Few filmmakers today inspire as much excitement and ire as Darren Aronofsky. While he has some sure fire masterpieces such as Requiem For a Dream, most of his movies have been received with a stark division between love and hate. His last film in particular Noah (his bizarre take on biblical storytelling), could be seen on as many best of lists as worst of.
Aronofsky’s divisive streak continues with Mother!, which is sure to go down as one of the most discussed films of the year. While there isn’t much of a narrative here, the vague premise follows a couple whose relationship is put to the test when strangers show up to admire the work of the husband.
Mother! may not be quite as substantial as it thinks it is, but its a boldly visceral and impressive technical achievement. It is also perhaps the most oft-kilter wide release in quite sometime, and is sure to inspire a great deal of division.
Performance-wise, Aronofsky is able to pull the best out of this talented cast. This may just be Jennifer Lawrence best performance yet, commanding the screen by delivering her horrified character to life. She is endlessly captivating, delivering an intense performance that packs a lot of depth under the surface. It certainly helps when the supporting cast features so many talented actors, with Javier Bardem, Michelle Pfeiffer, Ed Burns, and several other talented stars lending their ability to help the film.
Like so many auteurs, Aronofsky executes his bold vision with an impressive level of technical skill.
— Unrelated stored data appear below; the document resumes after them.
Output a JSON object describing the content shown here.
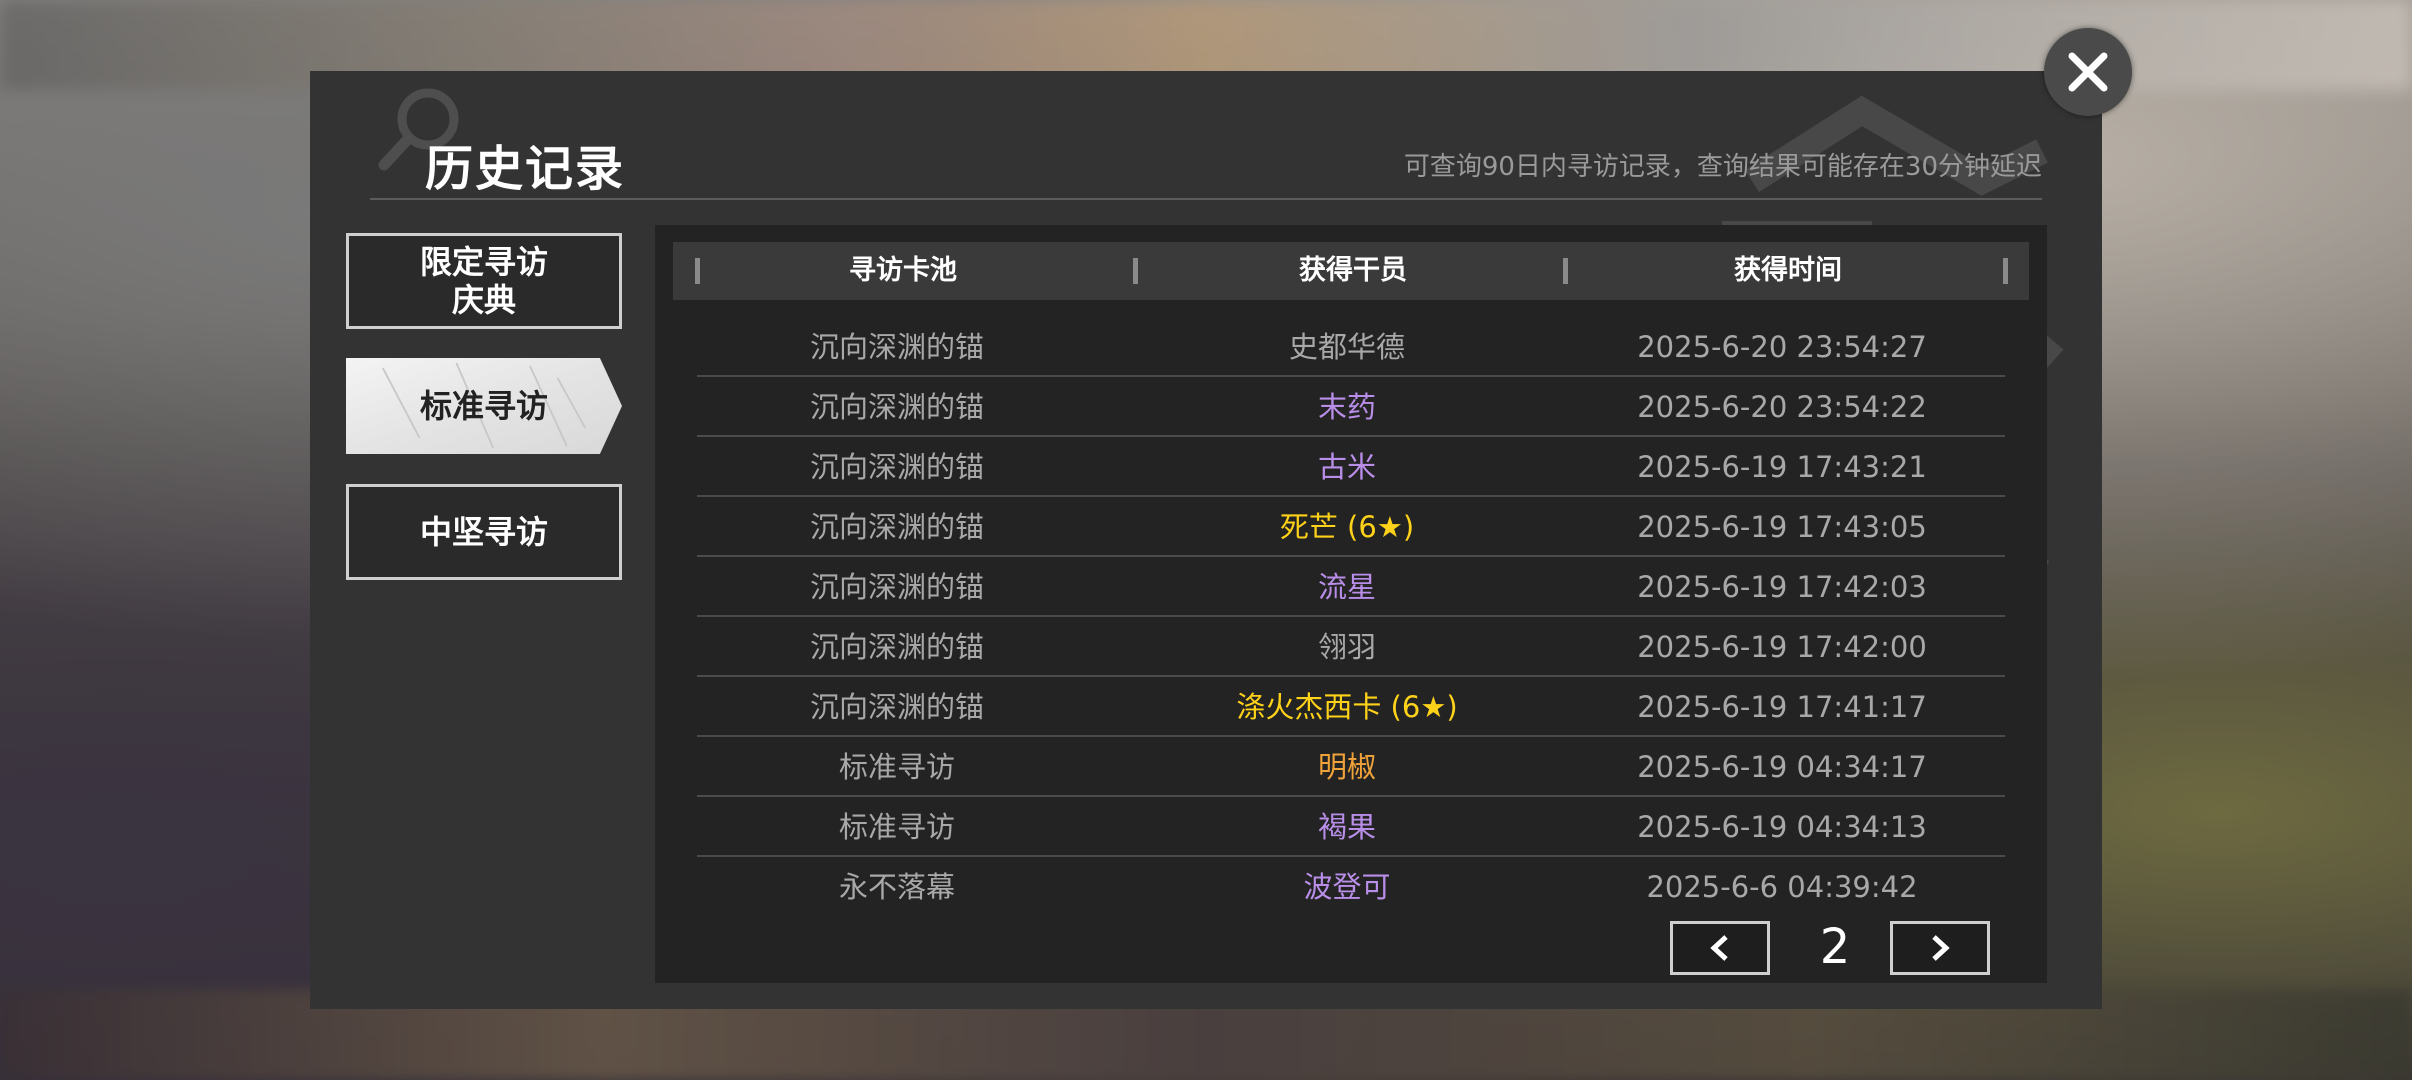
{
  "dialog": {
    "title": "历史记录",
    "notice": "可查询90日内寻访记录，查询结果可能存在30分钟延迟"
  },
  "tabs": [
    {
      "label": "限定寻访\n庆典",
      "line1": "限定寻访",
      "line2": "庆典",
      "selected": false
    },
    {
      "label": "标准寻访",
      "selected": true
    },
    {
      "label": "中坚寻访",
      "selected": false
    }
  ],
  "table": {
    "headers": [
      "寻访卡池",
      "获得干员",
      "获得时间"
    ],
    "rows": [
      {
        "pool": "沉向深渊的锚",
        "operator": "史都华德",
        "time": "2025-6-20 23:54:27",
        "color": "#a8a8a8"
      },
      {
        "pool": "沉向深渊的锚",
        "operator": "末药",
        "time": "2025-6-20 23:54:22",
        "color": "#b98ee8"
      },
      {
        "pool": "沉向深渊的锚",
        "operator": "古米",
        "time": "2025-6-19 17:43:21",
        "color": "#b98ee8"
      },
      {
        "pool": "沉向深渊的锚",
        "operator": "死芒 (6★)",
        "time": "2025-6-19 17:43:05",
        "color": "#ffd21a"
      },
      {
        "pool": "沉向深渊的锚",
        "operator": "流星",
        "time": "2025-6-19 17:42:03",
        "color": "#b98ee8"
      },
      {
        "pool": "沉向深渊的锚",
        "operator": "翎羽",
        "time": "2025-6-19 17:42:00",
        "color": "#a8a8a8"
      },
      {
        "pool": "沉向深渊的锚",
        "operator": "涤火杰西卡 (6★)",
        "time": "2025-6-19 17:41:17",
        "color": "#ffd21a"
      },
      {
        "pool": "标准寻访",
        "operator": "明椒",
        "time": "2025-6-19 04:34:17",
        "color": "#f0a23a"
      },
      {
        "pool": "标准寻访",
        "operator": "褐果",
        "time": "2025-6-19 04:34:13",
        "color": "#b98ee8"
      },
      {
        "pool": "永不落幕",
        "operator": "波登可",
        "time": "2025-6-6 04:39:42",
        "color": "#b98ee8"
      }
    ]
  },
  "pager": {
    "page": "2"
  },
  "icons": {
    "close": "close-icon",
    "prev": "chevron-left-icon",
    "next": "chevron-right-icon",
    "watermark": "search-icon"
  }
}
Working alongside his usual collaborators in Cinematographer Matthew Libatique and Composer Johann Johannsson, Aronofsky creates a film that is impressively visceral even during quieter moments. His ability to ratchet up feelings of anxiety through slight sounds and intense camera work is nothing short of masterful. The much-discussed final third of this film is shockingly intense, and there is a certain excitement to being able to see visuals and ideas that are completely original onscreen. Its truly a widely entertaining film, one that will its audience gasping for air by the final third.
As always with an Aronofsky film, there is a lot of subtext under the surface. Some of the film’s themes work better than others, but there is a lot of ideas that the audience can grasp to. What I found particularly effective is Aronofsky’s examination of the treatment of women in today’s society, as well as the natural egoism of man. There are also some thoughtful statements on the selfishness of the creative process.
Part of this film’s problem however is that its just too ambitious. While some of the the subtext works, many of the themes left me feeling cold. Aronofsky loves to have biblical concepts in his films, but I found the execution of them here being a bit too overt. The same could be said about the film’s general thematic ideas about the disastrous state of the world we live in, which while executed with visual flair, doesn’t prove to be all that effective. There is some substance here for sure, but the film certainly thinks its more substantial and effective than it appears to be. Pretentious is an over-used term to describe an auteur’s ambition, but I can understand critics who will put that label on Aronofsky.
Mother! is a true original, bolstered by great performances and the technical accomplishments of Aronofsky. He may not have perfectly execute his vision, but boy is it fun to see him try.